Neuroinflammation discovered in regions of the brain that control higher-order functions.
Veterans diagnosed with Gulf War Illness (GWI) have significantly higher elevations of brain inflammation than other individuals – a finding from a new study that could support treating neuroinflammation as a potential therapeutic target.
These soldiers experience neuroinflammation in areas of the brain that are responsible for executive functions, including memory, concentration, and reasoning. This symptom was similar to what is seen in patients with fibromyalgia, according to researchers from Massachusetts General Hospital’s Athinoula A. Martinos Center for Biomedical Imaging led by Marco Loggia, Ph.D., associate professor of radiology at Harvard Medical School.
The study, published in Brain, Behavior, and Immunity, is the first to provide direct evidence of higher levels of a neuroinflammatory marker in Gulf War veterans compared to other individuals.
GWI affects approximately 30 percent of soldiers who served during the 1991 Gulf War. It prompts fatigue, chronic pain, and cognitive problems, such as memory loss, but the root cause remains unknown. Some investigator have hypothesized the condition could result from exposure to nerve gas and the medication that counteracts the neurotoxin, pesticide exposure, sleep deprivation, stress associated with extreme temperature changes, and physical exertion during deployment.
To determine whether veterans with GWI experience neuroinflammation like fibromyalgia patients, Loggia’s team used PET imaging to scan the brains of 23 veterans, 15 who had GWI and 25 healthy civilians.

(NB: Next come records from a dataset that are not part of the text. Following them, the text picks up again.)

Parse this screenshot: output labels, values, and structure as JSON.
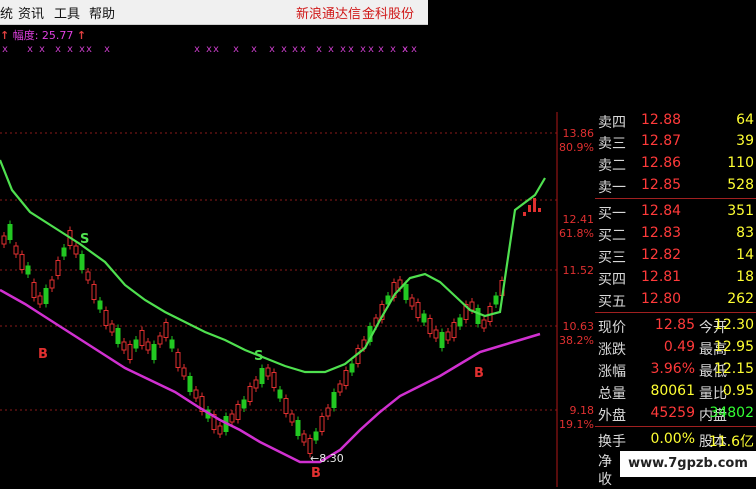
{
  "menu": [
    {
      "label": "统",
      "name": "menu-system"
    },
    {
      "label": "资讯",
      "name": "menu-news"
    },
    {
      "label": "工具",
      "name": "menu-tools"
    },
    {
      "label": "帮助",
      "name": "menu-help"
    }
  ],
  "brand": {
    "broker_left": "新浪通达信",
    "broker_right": "金科股份"
  },
  "indicator": {
    "arrow_left": "↑",
    "label": "幅度: 25.77",
    "arrow_right": "↑"
  },
  "x_markers": [
    "x",
    "x x",
    "x",
    "x x",
    "x",
    "x",
    "x x",
    "x",
    "x",
    "x",
    "x x",
    "x",
    "x",
    "x x",
    "x",
    "x x",
    "x",
    "x x x",
    "x",
    "x"
  ],
  "axis": {
    "price_labels": [
      "13.86",
      "12.41",
      "11.52",
      "10.63",
      "9.18"
    ],
    "pct_labels": [
      "80.9%",
      "61.8%",
      "38.2%",
      "19.1%"
    ]
  },
  "chart_markers": {
    "buy": "B",
    "sell": "S",
    "low_price": "←8.30"
  },
  "quote": {
    "asks": [
      {
        "label": "卖四",
        "price": "12.88",
        "vol": "64"
      },
      {
        "label": "卖三",
        "price": "12.87",
        "vol": "39"
      },
      {
        "label": "卖二",
        "price": "12.86",
        "vol": "110"
      },
      {
        "label": "卖一",
        "price": "12.85",
        "vol": "528"
      }
    ],
    "bids": [
      {
        "label": "买一",
        "price": "12.84",
        "vol": "351"
      },
      {
        "label": "买二",
        "price": "12.83",
        "vol": "83"
      },
      {
        "label": "买三",
        "price": "12.82",
        "vol": "14"
      },
      {
        "label": "买四",
        "price": "12.81",
        "vol": "18"
      },
      {
        "label": "买五",
        "price": "12.80",
        "vol": "262"
      }
    ],
    "stats": [
      {
        "l1": "现价",
        "v1": "12.85",
        "c1": "#ff3a3a",
        "l2": "今开",
        "v2": "12.30",
        "c2": "#ffff33"
      },
      {
        "l1": "涨跌",
        "v1": "0.49",
        "c1": "#ff3a3a",
        "l2": "最高",
        "v2": "12.95",
        "c2": "#ffff33"
      },
      {
        "l1": "涨幅",
        "v1": "3.96%",
        "c1": "#ff3a3a",
        "l2": "最低",
        "v2": "12.15",
        "c2": "#ffff33"
      },
      {
        "l1": "总量",
        "v1": "80061",
        "c1": "#ffff33",
        "l2": "量比",
        "v2": "0.95",
        "c2": "#ffff33"
      },
      {
        "l1": "外盘",
        "v1": "45259",
        "c1": "#ff3a3a",
        "l2": "内盘",
        "v2": "34802",
        "c2": "#33ff33"
      }
    ],
    "extra": [
      {
        "l1": "换手",
        "v1": "0.00%",
        "c1": "#ffff33",
        "l2": "股本",
        "v2": "11.6亿",
        "c2": "#ffff33"
      },
      {
        "l1": "净",
        "v1": "",
        "c1": "#ffff33",
        "l2": "",
        "v2": "",
        "c2": "#ffff33"
      },
      {
        "l1": "收",
        "v1": "",
        "c1": "#ffff33",
        "l2": "",
        "v2": "",
        "c2": "#ffff33"
      }
    ]
  },
  "watermark": "www.7gpzb.com"
}
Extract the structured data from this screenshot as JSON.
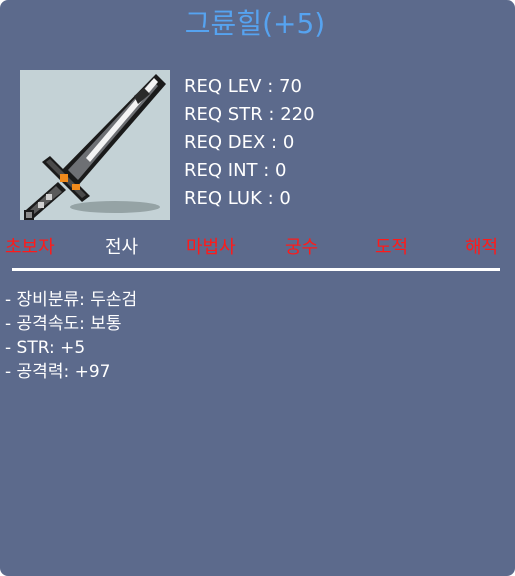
{
  "item": {
    "name": "그륜힐(+5)",
    "icon": "two-handed-sword-icon"
  },
  "requirements": [
    "REQ LEV : 70",
    "REQ STR : 220",
    "REQ DEX : 0",
    "REQ INT : 0",
    "REQ LUK : 0"
  ],
  "jobs": [
    {
      "label": "초보자",
      "allowed": false
    },
    {
      "label": "전사",
      "allowed": true
    },
    {
      "label": "마법사",
      "allowed": false
    },
    {
      "label": "궁수",
      "allowed": false
    },
    {
      "label": "도적",
      "allowed": false
    },
    {
      "label": "해적",
      "allowed": false
    }
  ],
  "stats": [
    "- 장비분류: 두손검",
    "- 공격속도: 보통",
    "- STR: +5",
    "- 공격력: +97"
  ],
  "colors": {
    "background": "#5c6a8c",
    "title": "#56a3f0",
    "allowed": "#ffffff",
    "restricted": "#ff1a1a"
  }
}
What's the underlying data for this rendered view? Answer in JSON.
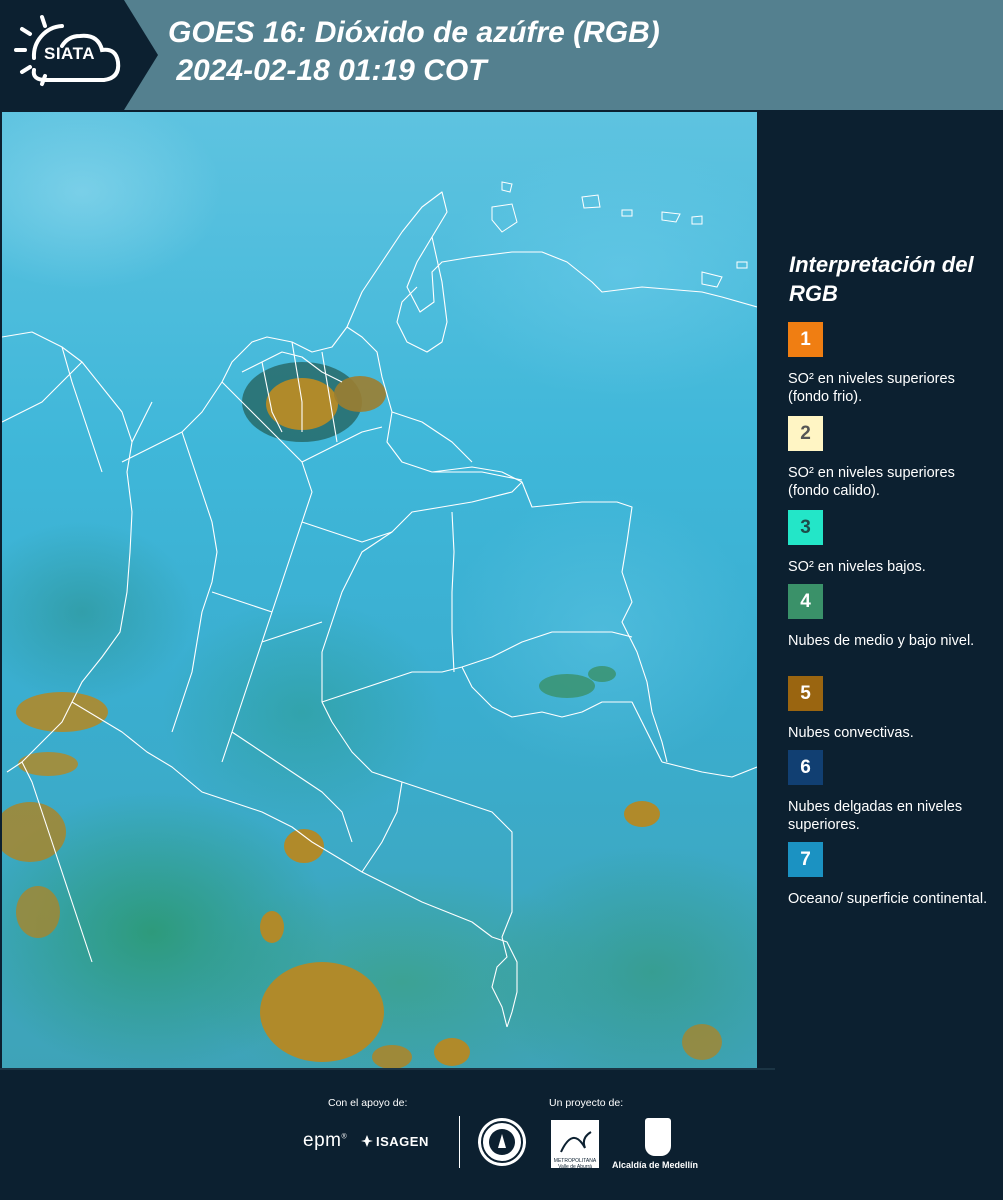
{
  "header": {
    "logo_text": "SIATA",
    "title_line1": "GOES 16: Dióxido de azúfre (RGB)",
    "title_line2": " 2024-02-18 01:19 COT"
  },
  "legend": {
    "title": "Interpretación del RGB",
    "items": [
      {
        "number": "1",
        "color": "#f07e12",
        "text_color": "#ffffff",
        "label": "SO² en niveles superiores (fondo frio)."
      },
      {
        "number": "2",
        "color": "#fff5c4",
        "text_color": "#555555",
        "label": "SO² en niveles superiores (fondo calido)."
      },
      {
        "number": "3",
        "color": "#23e6c8",
        "text_color": "#1d4d4a",
        "label": "SO² en niveles bajos."
      },
      {
        "number": "4",
        "color": "#3a9169",
        "text_color": "#ffffff",
        "label": "Nubes de medio y bajo nivel."
      },
      {
        "number": "5",
        "color": "#9a6510",
        "text_color": "#ffffff",
        "label": "Nubes convectivas."
      },
      {
        "number": "6",
        "color": "#113f72",
        "text_color": "#ffffff",
        "label": "Nubes delgadas en niveles superiores."
      },
      {
        "number": "7",
        "color": "#1b92c2",
        "text_color": "#ffffff",
        "label": "Oceano/ superficie continental."
      }
    ]
  },
  "footer": {
    "support_label": "Con el apoyo de:",
    "project_label": "Un proyecto de:",
    "epm": "epm",
    "isagen": "ISAGEN",
    "amva": "METROPOLITANA Valle de Aburrá",
    "alcaldia": "Alcaldía de Medellín"
  },
  "map_colors": {
    "convective": "#b08a2a",
    "convective_dark": "#1d4a3a",
    "border": "#ffffff"
  }
}
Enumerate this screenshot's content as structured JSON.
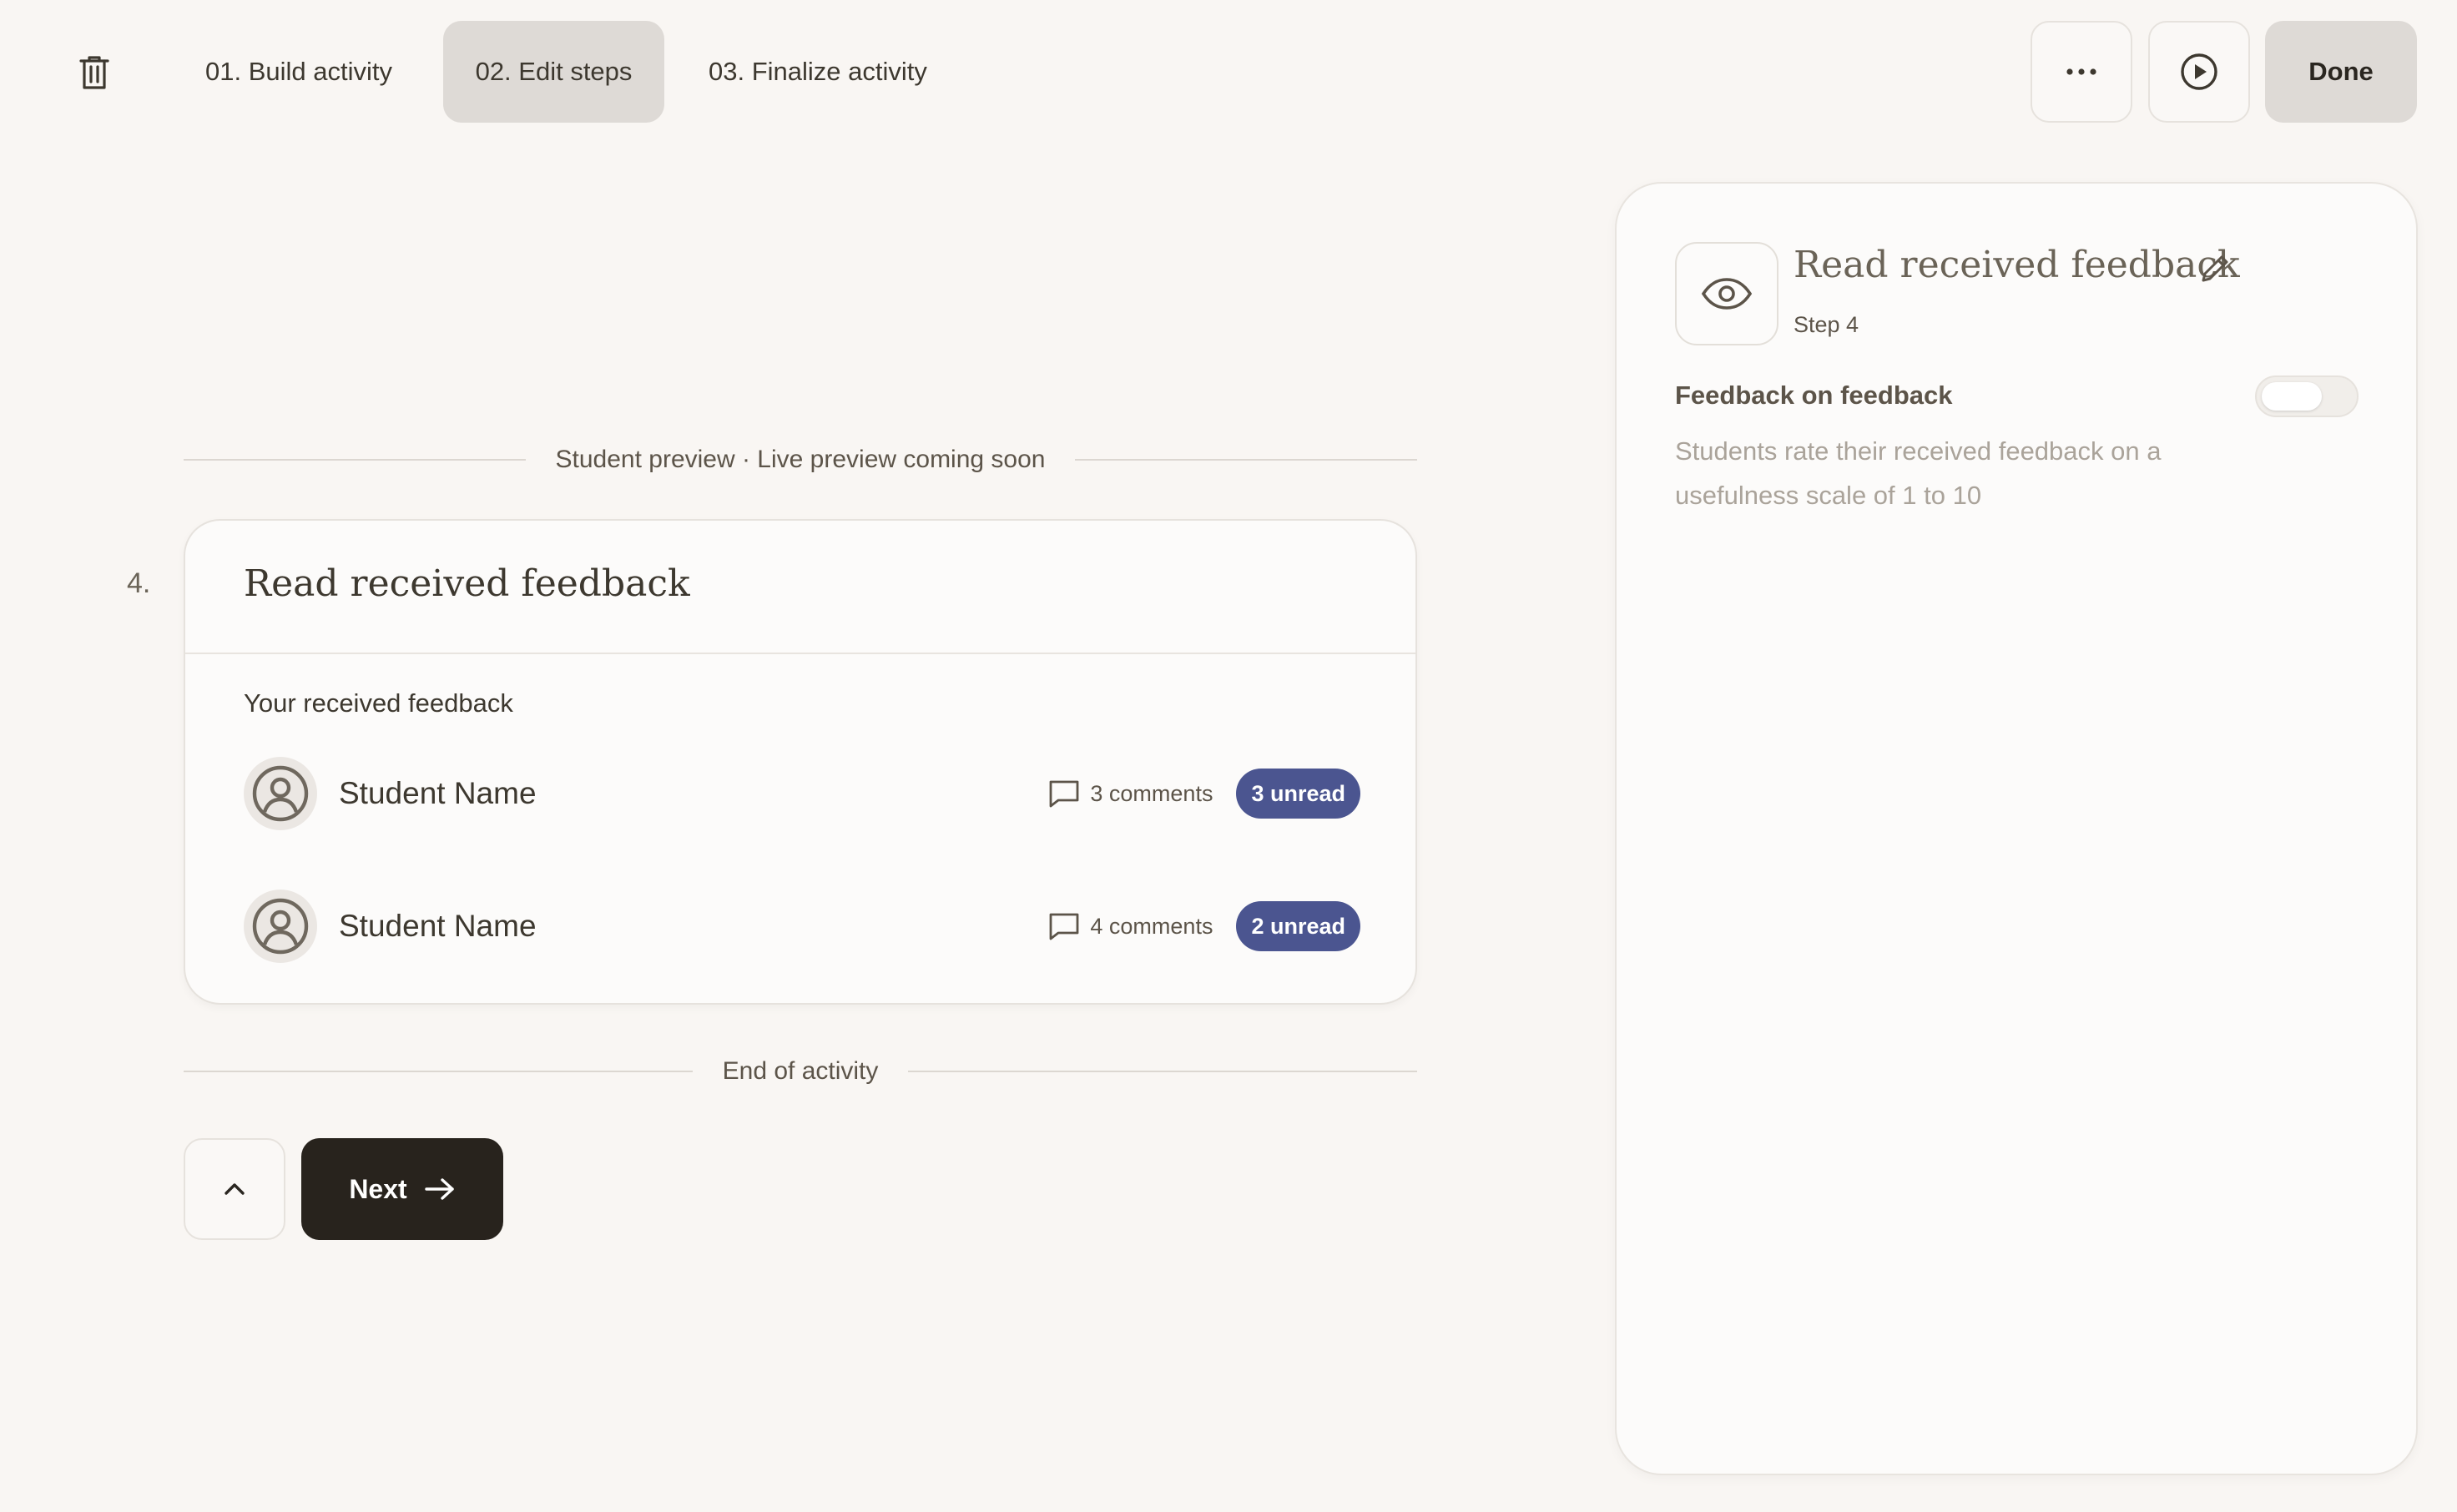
{
  "topbar": {
    "tabs": [
      {
        "label": "01. Build activity",
        "active": false
      },
      {
        "label": "02. Edit steps",
        "active": true
      },
      {
        "label": "03. Finalize activity",
        "active": false
      }
    ],
    "icons": {
      "delete": "trash-icon",
      "more": "more-horizontal-icon",
      "preview": "play-circle-icon"
    },
    "done_label": "Done"
  },
  "preview": {
    "header": "Student preview · Live preview coming soon",
    "footer": "End of activity",
    "step_number": "4.",
    "card": {
      "title": "Read received feedback",
      "subtitle": "Your received feedback",
      "rows": [
        {
          "name": "Student Name",
          "comments": "3 comments",
          "unread": "3 unread"
        },
        {
          "name": "Student Name",
          "comments": "4 comments",
          "unread": "2 unread"
        }
      ]
    }
  },
  "nav": {
    "next_label": "Next",
    "up_icon": "chevron-up-icon",
    "next_icon": "arrow-right-icon"
  },
  "panel": {
    "title": "Read received feedback",
    "step": "Step 4",
    "icon": "eye-icon",
    "feedback_on_feedback": {
      "title": "Feedback on feedback",
      "description": "Students rate their received feedback on a usefulness scale of 1 to 10",
      "enabled": false
    }
  },
  "colors": {
    "background": "#f9f6f3",
    "accent_badge": "#4b5590",
    "primary_button": "#28231d",
    "active_tab": "#dedad6"
  }
}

The scans used the radioligand [11C]PBR28 to track and measure the levels of translocator protein, a molecule that increases in amount in the glial cells that surround and insulate neurons during the neuroinflammatory response. The areas that had the most inflammation were the precuneus, prefrontal cortex, and primary motor and somato-sensory areas.
The imaging revealed veterans with GWI had more extensive neuroinflammation than their healthy counterparts. Further research with a larger study population is needed to validate the results and determine whether glial modulation could be an effective therapy for these soldiers.
These findings also add to the existing body of knowledge on the implications of neuroinflammation from Loggia’s lab. Prior research indicates neuroinflammation also plays a role in many other conditions, including chronic pain, depression, anxiety, and autism. In addition, it could be integral to amyotrophic lateral sclerosis (ALS), multiple sclerosis, Huntington’s disease and migraine.
The hope, Loggia said, is that the findings with veterans with GWI “could help motivate a more aggressive evaluation of neuroinflammation as a potential therapeutic target.”